The dispute between app stores and app suppliers has been underway for ten years already, but now seems to be undergoing reconfiguration. There’s growing resistance among tech companies that, although they are largely dependent on the mobile platform of Apple or Google, have a strong market position, a gargantuan customer base and are worth billions moreover (e.g. Netflix, Spotify, Epic and Matchgroup). These days, an Iphone without access to Netflix, Spotiy or Tinder would be hard to imagine. Consequently, it’s a battle of powers against superpowers. Epic is currently leading the latest attack from this front but belongs to a larger group of companies that became strong through the services and media platform they operate on top off the operating software of Apple and Google and now have the courage to undertake steps.
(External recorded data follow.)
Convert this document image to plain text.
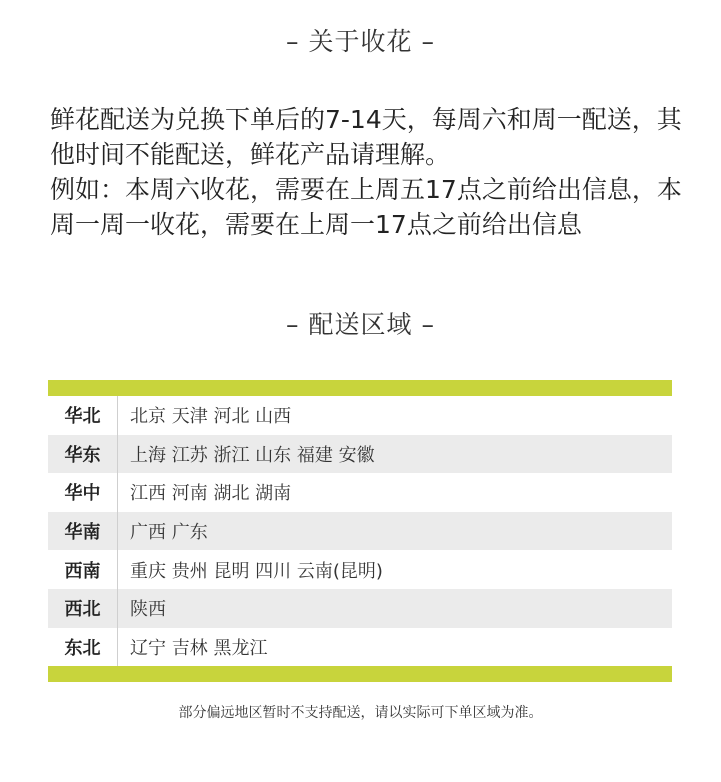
– 关于收花 –

鲜花配送为兑换下单后的7-14天，每周六和周一配送，其他时间不能配送，鲜花产品请理解。

例如：本周六收花，需要在上周五17点之前给出信息，本周一周一收花，需要在上周一17点之前给出信息

– 配送区域 –
华北	北京 天津 河北 山西
华东	上海 江苏 浙江 山东 福建 安徽
华中	江西 河南 湖北 湖南
华南	广西 广东
西南	重庆 贵州 昆明 四川 云南(昆明)
西北	陕西
东北	辽宁 吉林 黑龙江
部分偏远地区暂时不支持配送，请以实际可下单区域为准。
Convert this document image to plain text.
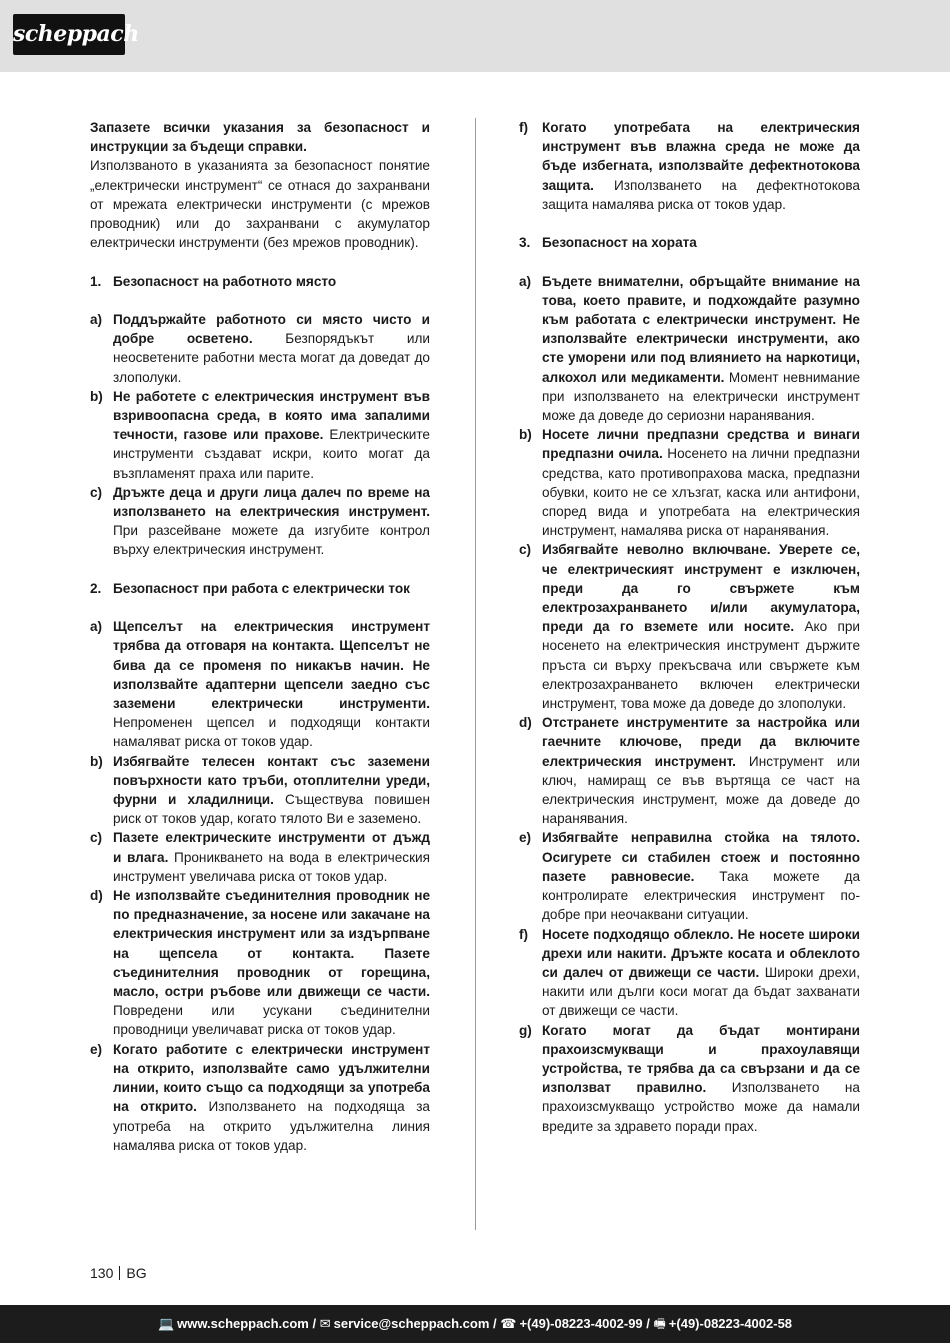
scheppach

Запазете всички указания за безопасност и инструкции за бъдещи справки.

Използваното в указанията за безопасност понятие „електрически инструмент“ се отнася до захранвани от мрежата електрически инструменти (с мрежов проводник) или до захранвани с акумулатор електрически инструменти (без мрежов проводник).

1. Безопасност на работното място
a) Поддържайте работното си място чисто и добре осветено. Безпорядъкът или неосветените работни места могат да доведат до злополуки.
b) Не работете с електрическия инструмент във взривоопасна среда, в която има запалими течности, газове или прахове. Електрическите инструменти създават искри, които могат да възпламенят праха или парите.
c) Дръжте деца и други лица далеч по време на използването на електрическия инструмент. При разсейване можете да изгубите контрол върху електрическия инструмент.
2. Безопасност при работа с електрически ток
a) Щепселът на електрическия инструмент трябва да отговаря на контакта. Щепселът не бива да се променя по никакъв начин. Не използвайте адаптерни щепсели заедно със заземени електрически инструменти. Непроменен щепсел и подходящи контакти намаляват риска от токов удар.
b) Избягвайте телесен контакт със заземени повърхности като тръби, отоплителни уреди, фурни и хладилници. Съществува повишен риск от токов удар, когато тялото Ви е заземено.
c) Пазете електрическите инструменти от дъжд и влага. Проникването на вода в електрическия инструмент увеличава риска от токов удар.
d) Не използвайте съединителния проводник не по предназначение, за носене или закачане на електрическия инструмент или за издърпване на щепсела от контакта. Пазете съединителния проводник от горещина, масло, остри ръбове или движещи се части. Повредени или усукани съединителни проводници увеличават риска от токов удар.
e) Когато работите с електрически инструмент на открито, използвайте само удължителни линии, които също са подходящи за употреба на открито. Използването на подходяща за употреба на открито удължителна линия намалява риска от токов удар.
f)	Когато употребата на електрическия инструмент във влажна среда не може да бъде избегната, използвайте дефектнотокова защита. Използването на дефектнотокова защита намалява риска от токов удар.
3. Безопасност на хората
a) Бъдете внимателни, обръщайте внимание на това, което правите, и подхождайте разумно към работата с електрически инструмент. Не използвайте електрически инструменти, ако сте уморени или под влиянието на наркотици, алкохол или медикаменти. Момент невнимание при използването на електрически инструмент може да доведе до сериозни наранявания.
b) Носете лични предпазни средства и винаги предпазни очила. Носенето на лични предпазни средства, като противопрахова маска, предпазни обувки, които не се хлъзгат, каска или антифони, според вида и употребата на електрическия инструмент, намалява риска от наранявания.
c) Избягвайте неволно включване. Уверете се, че електрическият инструмент е изключен, преди да го свържете към електрозахранването и/или акумулатора, преди да го вземете или носите. Ако при носенето на електрическия инструмент държите пръста си върху прекъсвача или свържете към електрозахранването включен електрически инструмент, това може да доведе до злополуки.
d) Отстранете инструментите за настройка или гаечните ключове, преди да включите електрическия инструмент. Инструмент или ключ, намиращ се във въртяща се част на електрическия инструмент, може да доведе до наранявания.
e) Избягвайте неправилна стойка на тялото. Осигурете си стабилен стоеж и постоянно пазете равновесие. Така можете да контролирате електрическия инструмент по-добре при неочаквани ситуации.
f)	Носете подходящо облекло. Не носете широки дрехи или накити. Дръжте косата и облеклото си далеч от движещи се части. Широки дрехи, накити или дълги коси могат да бъдат захванати от движещи се части.
g) Когато могат да бъдат монтирани прахоизсмукващи и прахоулавящи устройства, те трябва да са свързани и да се използват правилно. Използването на прахоизсмукващо устройство може да намали вредите за здравето поради прах.
130 BG
💻 www.scheppach.com / ✉ service@scheppach.com / ☎ +(49)-08223-4002-99 / 🖷 +(49)-08223-4002-58
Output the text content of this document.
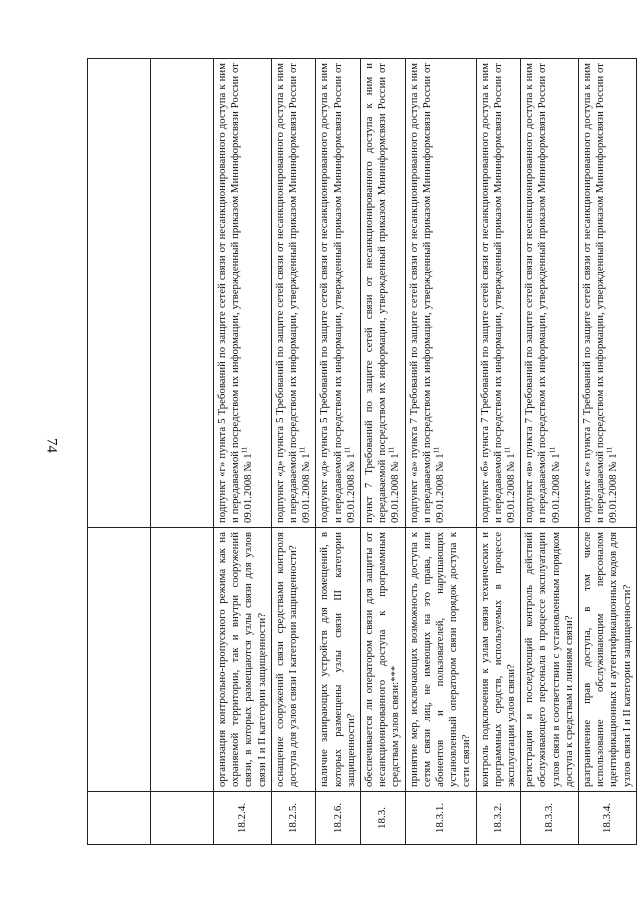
74

18.2.4.	организация контрольно-пропускного режима как на охраняемой территории, так и внутри сооружений связи, в которых размещаются узлы связи для узлов связи I и II категории защищенности?	подпункт «г» пункта 5 Требований по защите сетей связи от несанкционированного доступа к ним и передаваемой посредством их информации, утвержденный приказом Мининформсвязи России от 09.01.2008 № $1^{11}$
18.2.5.	оснащение сооружений связи средствами контроля доступа для узлов связи I категории защищенности?	подпункт «д» пункта 5 Требований по защите сетей связи от несанкционированного доступа к ним и передаваемой посредством их информации, утвержденный приказом Мининформсвязи России от 09.01.2008 № $1^{11}$
18.2.6.	наличие запирающих устройств для помещений, в которых размещены узлы связи III категории защищенности?	подпункт «д» пункта 5 Требований по защите сетей связи от несанкционированного доступа к ним и передаваемой посредством их информации, утвержденный приказом Мининформсвязи России от 09.01.2008 № $1^{11}$
18.3.	обеспечивается ли оператором связи для защиты от несанкционированного доступа к программным средствам узлов связи:***	пункт 7 Требований по защите сетей связи от несанкционированного доступа к ним и передаваемой посредством их информации, утвержденный приказом Мининформсвязи России от 09.01.2008 № $1^{11}$
18.3.1.	принятие мер, исключающих возможность доступа к сетям связи лиц, не имеющих на это права, или абонентов и пользователей, нарушающих установленный оператором связи порядок доступа к сети связи?	подпункт «а» пункта 7 Требований по защите сетей связи от несанкционированного доступа к ним и передаваемой посредством их информации, утвержденный приказом Мининформсвязи России от 09.01.2008 № $1^{11}$
18.3.2.	контроль подключения к узлам связи технических и программных средств, используемых в процессе эксплуатации узлов связи?	подпункт «б» пункта 7 Требований по защите сетей связи от несанкционированного доступа к ним и передаваемой посредством их информации, утвержденный приказом Мининформсвязи России от 09.01.2008 № $1^{11}$
18.3.3.	регистрация и последующий контроль действий обслуживающего персонала в процессе эксплуатации узлов связи в соответствии с установленным порядком доступа к средствам и линиям связи?	подпункт «в» пункта 7 Требований по защите сетей связи от несанкционированного доступа к ним и передаваемой посредством их информации, утвержденный приказом Мининформсвязи России от 09.01.2008 № $1^{11}$
18.3.4.	разграничение прав доступа, в том числе использование обслуживающим персоналом идентификационных и аутентификационных кодов для узлов связи I и II категории защищенности?	подпункт «г» пункта 7 Требований по защите сетей связи от несанкционированного доступа к ним и передаваемой посредством их информации, утвержденный приказом Мининформсвязи России от 09.01.2008 № $1^{11}$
These are companies that have grown considerably in the past decade, partly by virtue of big tech, and are now looking for ways to reshape power relations.
Epic’s timing seems a cunning strategy: the desire of governments and overseers to break up big tech appears to be reaching a new high, fully in line with American tradition. But the challengers are also turning to the customer directly with a bona fide charm offensive, a logical choice for parties that excel at customer relations and together reach billions of users each day. The campaign consists of clear websites with explainers, satirical videos and hashtags on social media. Especially Apple is under fire, once itself champion of ideals such as freedom and creativity, now portrayed as a totalitarian monopolist.
What’s remarkable is Epic’s frontal attack on Apple, while Google is mainly spared criticism, and gaming computer platforms are getting off scot-free. The latter (i.e. Microsoft, Sony and Nintendo), for instance, charge the same rate for microtransactions as Apple does, but have not faced the same disapproval. A simple explanation for this could be that Epic deems the console makers’ commission legitimate, as this hardware is sold below cost and pushing it requires expensive marketing campaigns. But matters are probably a bit more complicated; for a player base for its cash cow Fortnite, Epic is still mainly dependent on game consoles (71%) rather than mobile devices (12%), besides which it needs partners in its battle against the hegemony of the mobile platform. It’s been at odds with Microsoft, but they seem to have buried the hatchet and intensified their cooperation on Hololens 2. Epic has managed to get Sony to support cross-play and the latter recently became an investor in Epic. The novel cooperation with Sony’s music branch is one of the pillars of this renewed alliance. Finally, Epic has made clear that its game engine Unreal, one of the company’s most important assets, will mainly be geared towards next-generation game consoles.
There are ideological motives at play as well. These alliances not only strengthen the economic front against the mobile platforms of Google and Apple, they also allow for an alternative digital ecosystem that doesn’t run on iOS or Android and embodies different values. With standards such as cross-play, lower commissions for creators and developers, sustainable revenue models and interoperable platforms and hardware, Epic and its partners are anticipating an alternative future for the digital world. This is the infrastructure on which Epic CEO Tim Sweeney would gladly realize his ideal of the Metaverse: connected virtual worlds where we play games with a virtual replica of ourselves, but also attend concerts, hang out with friends and purchase items of virtual clothing. In his blueprint of the future, the infrastructure is facilitated by different platforms, but our avatar won’t notice this when he “walks” frictionlessly from world to world and from service to service. This alternative ecosystem has its roots in the gaming world and in the coming years, monetization of games will be the focal point for providers on the platform, but other industries are gradually becoming interested. The music industry, clothing industry, film industry and advertising industry are all watching the rise of these alternative digital platforms with great interest. In this regard, Epic’s successful game Fortnite can be situated as a facet of a much broader movement of alternative digital ecosystems becoming fierce competitors to tech giants of the likes of Apple, Google and Facebook.
The resistance seems to form a powerful front, but some nuance is appropriate here concerning the first American company to reach the $2 trillion market cap last week. What Apple is under attack for – a closed ecosystem with unfair conditions for providers and developers – also encompasses the roots of its core competence and the winning formula to its growth of the past two decades. The vertical integration of hardware and control software, the foundation of the App Store, facilitated an unprecedented degree of security and trust in the digital world. Moreover, it brought order and simplicity to the digital economy and Apple reached new levels of customer friendliness and ease of use. Then there’s also large economic potential in the bundling and integration of digital services and Apple’s current strategy is to double down on this bundling to generate constant revenue, since competition on the smartphone market has become fierce.
That’s why Apple won’t simply give way to the resistance and has plenty of reasons to continue to believe in its own competencies and philosophy. But the time of tacit acceptance and some grumbling from the sidelines appears to have come to a definite end, now that anti-monopoly sentiment is becoming more widespread and users are presented with viable alternatives.